The alternative then is to ensure ordering only when there are no errors. This is simple enough, but the problem is that we don't really ensure ordering. If your customers need to ensure out-of-order delivery in case of failures, they may as well just process out-of-order delivery in general. It's the same code. So in this case ensuring ordering doesn't add any value.

Guaranteeing order doesn't really work

The other, more significant, challenge with ensuring webhook ordering is that even if you do send webhooks in order, they may not be processed in order.

For example, let's assume we have two events: first and second, and you send first first and second second. Now, let's assume the service consuming the webhooks looks roughly like this pseudo-Python code:

def handler_for_event_first(payload):
    # This will not be a sleep, but some other slow call (db, external API)
    sleep(1)
    do_stuff(payload)

    return HTTP_OK_200

def handler_for_event_second(payload):
    do_stuff(payload)

    return HTTP_OK_200

So there are two handlers, one for first that's very slow, and one for second that's fairly fast. Note: we've used the sleep directive to emulate slowness, in reality it will be some other slow call.

Looking at this code, it means that even if you send first first, it will in practice be processed after second and not before. This is because even though the handler will be called first, the function is slower so a good chunk of it will be processed second. In a more real scenario it will probably manifest as a race condition rather when in addition to being out of order, the order will also be very indeterministic.
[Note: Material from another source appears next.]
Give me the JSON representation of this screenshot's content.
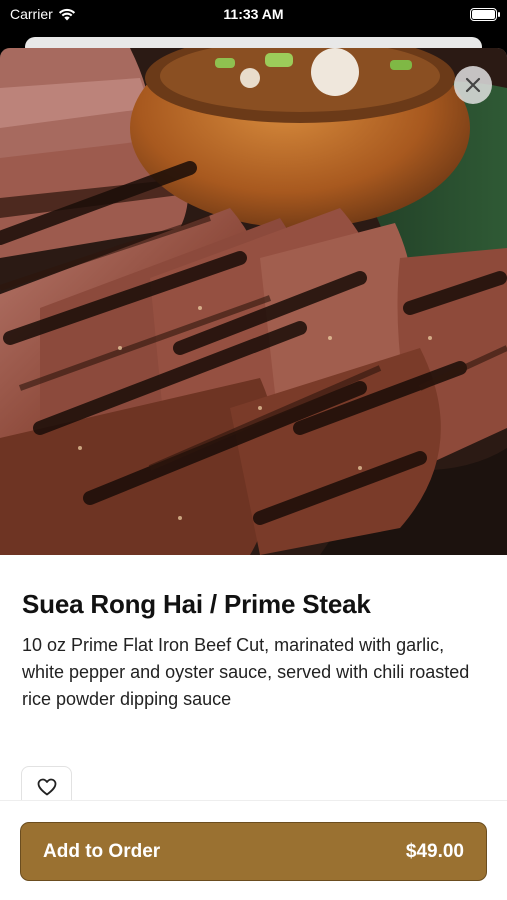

We can easily work around this by only sending second once first finishes processing (we get a 200 for the webhook handler), though this brings forward two additional problems:

  1. if the handler takes one second to complete (not that rare), our webhook delivery will essentially be limited to one webhook per second, which is terrible, and it'll often be even worse.

  2. Best practice when ingesting incoming webhooks is to do some basic validation, put the webhook in a queue for later processing, and immediately return a successful HTTP response. This means that waiting on first to finish doesn't actually fix the problem, because unless the queue is processed in order (again, waiting for first to finish before attempting to process second), it will suffer from the same issues.

So what can we do?

As you saw above, even if you put the onus on your customers, educate them about webhooks best practices, and have them try to process everything in order; it's still quite fragile.
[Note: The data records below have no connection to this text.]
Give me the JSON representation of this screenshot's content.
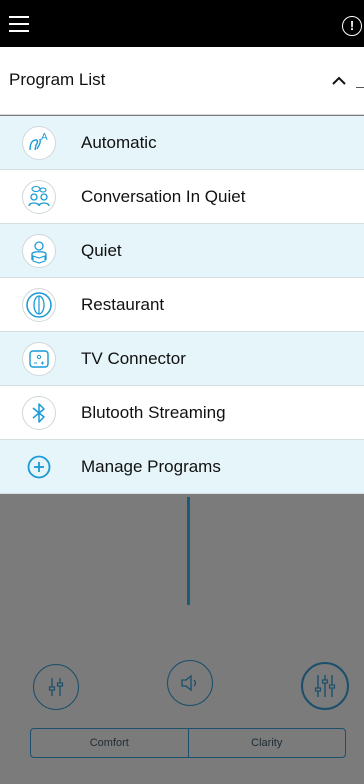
{
  "program_list": {
    "title": "Program List",
    "items": [
      {
        "label": "Automatic",
        "icon": "automatic-icon"
      },
      {
        "label": "Conversation In Quiet",
        "icon": "conversation-icon"
      },
      {
        "label": "Quiet",
        "icon": "quiet-reading-icon"
      },
      {
        "label": "Restaurant",
        "icon": "restaurant-icon"
      },
      {
        "label": "TV Connector",
        "icon": "tv-connector-icon"
      },
      {
        "label": "Blutooth Streaming",
        "icon": "bluetooth-icon"
      },
      {
        "label": "Manage Programs",
        "icon": "add-circle-icon"
      }
    ]
  },
  "controls": {
    "comfort_label": "Comfort",
    "clarity_label": "Clarity"
  },
  "colors": {
    "accent": "#1a9ad6",
    "row_highlight": "#e5f5fa",
    "overlay": "#7b7b7b",
    "topbar": "#000000"
  }
}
So what can you do? The best solution is to design your webhooks in a way that doesn't require ordering.

One common solution is using what's called "thin payloads", which are essentially webhooks with identifiers and some additional metadata (like which properties have changed), which give your customers enough information about what's going on, but still have them fetch the most recent information using the API.

Another solution (which you should be doing regardless), is including the entity's modification date (or modification counter) in the payload, so the customer can check whether this event is newer or older than what they currently have stored.
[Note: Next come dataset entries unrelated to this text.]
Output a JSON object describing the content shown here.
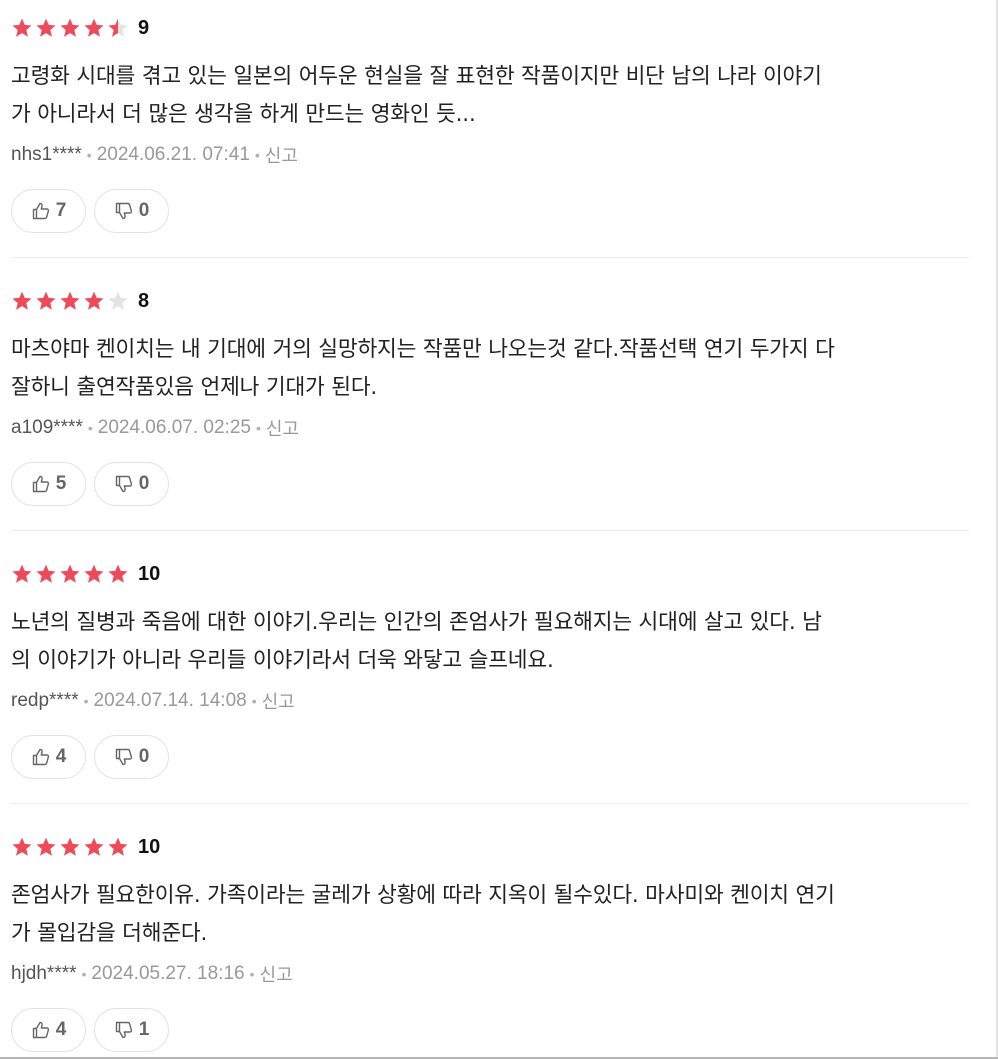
{
  "colors": {
    "star_filled": "#ef4a5a",
    "star_empty": "#e3e3e3",
    "text": "#222222",
    "meta": "#999999"
  },
  "meta_separator": "•",
  "reviews": [
    {
      "rating": 4.5,
      "score": "9",
      "content": "고령화 시대를 겪고 있는 일본의 어두운 현실을 잘 표현한 작품이지만 비단 남의 나라 이야기\n가 아니라서 더 많은 생각을 하게 만드는 영화인 듯...",
      "user": "nhs1****",
      "date": "2024.06.21. 07:41",
      "report": "신고",
      "likes": "7",
      "dislikes": "0"
    },
    {
      "rating": 4,
      "score": "8",
      "content": "마츠야마 켄이치는 내 기대에 거의 실망하지는 작품만 나오는것 같다.작품선택 연기 두가지 다\n잘하니 출연작품있음 언제나 기대가 된다.",
      "user": "a109****",
      "date": "2024.06.07. 02:25",
      "report": "신고",
      "likes": "5",
      "dislikes": "0"
    },
    {
      "rating": 5,
      "score": "10",
      "content": "노년의 질병과 죽음에 대한 이야기.우리는 인간의 존엄사가 필요해지는 시대에 살고 있다. 남\n의 이야기가 아니라 우리들 이야기라서 더욱 와닿고 슬프네요.",
      "user": "redp****",
      "date": "2024.07.14. 14:08",
      "report": "신고",
      "likes": "4",
      "dislikes": "0"
    },
    {
      "rating": 5,
      "score": "10",
      "content": "존엄사가 필요한이유. 가족이라는 굴레가 상황에 따라 지옥이 될수있다. 마사미와 켄이치 연기\n가 몰입감을 더해준다.",
      "user": "hjdh****",
      "date": "2024.05.27. 18:16",
      "report": "신고",
      "likes": "4",
      "dislikes": "1"
    }
  ]
}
While not recommended, you can also ensure ordering of events by attaching a monotonically increasing sequence number to events, and have your customers ensure the processing order on their end by tracking this sequence number. This is still susceptible to all of the issues described above, but it just shows that ordering can be done even without ordered sending.

In conclusion

We see a lot of webhooks implementations at Svix, and this question comes up quite often. Though I can't recall even one example where forcing the delivery order of webhooks was the right solution for our customer, or their customers.

However, as discussed above, there is a solution to the underlying problem. You can design your payloads so that your customers have the information they need to process them irregardless of ordering, or to follow the ordering constraints their systems were designed to follow.